The relative importance of livestock as a percentage of all agricultural activity varies considerably in these five counties. In Catron County, it is nearly 100 percent. In Luna County, less than a quarter of agricultural sales are from livestock. Reliance on federal lands for forage also varies from 34 to 43 percent in Luna and Catron Counties, to only 10 to15 percent in Grant and Sierra Counties.8 As a result, for four of the five counties, less than 1 percent of income is tied to federal grazing. Only in Catron County does the economic importance of federal grazing rise much above 1 percent. For Catron County, about 2 percent of income and 9 percent of jobs appear to be tied to public lands grazing. For this group of southwest New Mexico counties as a whole, less than half to three-quarters of 1 percent of the economy is tied to federal grazing.

Taking a More Dynamic View of the Economic Impact of Federal Grazing

The discussion thus far has assumed that if the forage available from federal lands is reduced, cattle production will be reduced proportionately. This is a rather simplified view of the local economy that can be criticized as both understating and overstating the impacts of changes in federal grazing policy.

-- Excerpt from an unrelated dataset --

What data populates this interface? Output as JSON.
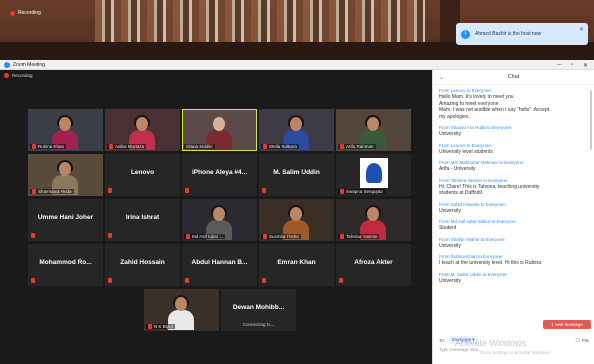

Grazing interests are likely to make two points. First, the privately owned "base" ranch may depend on adjacent federal lands for grazing while the private lands are used to raise livestock feed for winter or dry-season use. Those ranches depend on federal grazing leases on surrounding land to be viable. Without access to that federal land, it is argued, the ranch operation ceases to be viable, and the decline in cattle production will be more than just proportional to the lost federal forage. The ranches will cease to function, and the entire output will be lost. Second, it is usually argued that declines in agricultural operations will have amplified impacts on the rest of the economy because ranching is the central part of the local economic base, and as it declines, the locally oriented businesses that depend upon it will also decline. In short, besides the direct impact, there will be an indirect "multiplier" effect.

Both of these criticisms of the proportional approach I have taken make the same assumption the proportional approach made, which is that there will be no dynamic, business-like adjustments to changes in the availability of forage. This is a static view of the economy: When there is a reduction in the availability of an input, production just passively adjusts downward. Less is produced and previously productively employed resources now sit idle or underemployed.

That is not how an entrepreneurial market economy responds to change. Productive resources are almost never left unemployed for a substantial period of time. Changes in the availability and cost of inputs do not lead to permanent shutdowns. Profit-seeking or loss-minimizing businesses immediately begin adjusting what they produce and how they produce it to accommodate the changes in economic circumstances.

Ranchers will respond to reductions in the availability of federal forage or increases in the cost of federal forage just as they have responded to the constantly falling real price of beef, lamb, and wool or the rise in cost of other inputs relative to commodity values. When fuel or feed costs rise, ranchers do not just reduce cattle production proportionately and permanently. They find ways of cutting other costs and improving the efficiency of their operations. Federal forage is just one type of feed and just one cost of ranching operations. As the availability and cost of federal forage changes, ranching will change to accommodate it. There may be some reduction in production, especially in the short run, but the more likely response will be a reorganization of western ranch operations to adjust to the new circumstances. Land, capital, equipment, water, and buildings will be incrementally redeployed to accommodate the new economic circumstances. This is not a new phenomenon. It is how farms and ranches have survived for a century or more.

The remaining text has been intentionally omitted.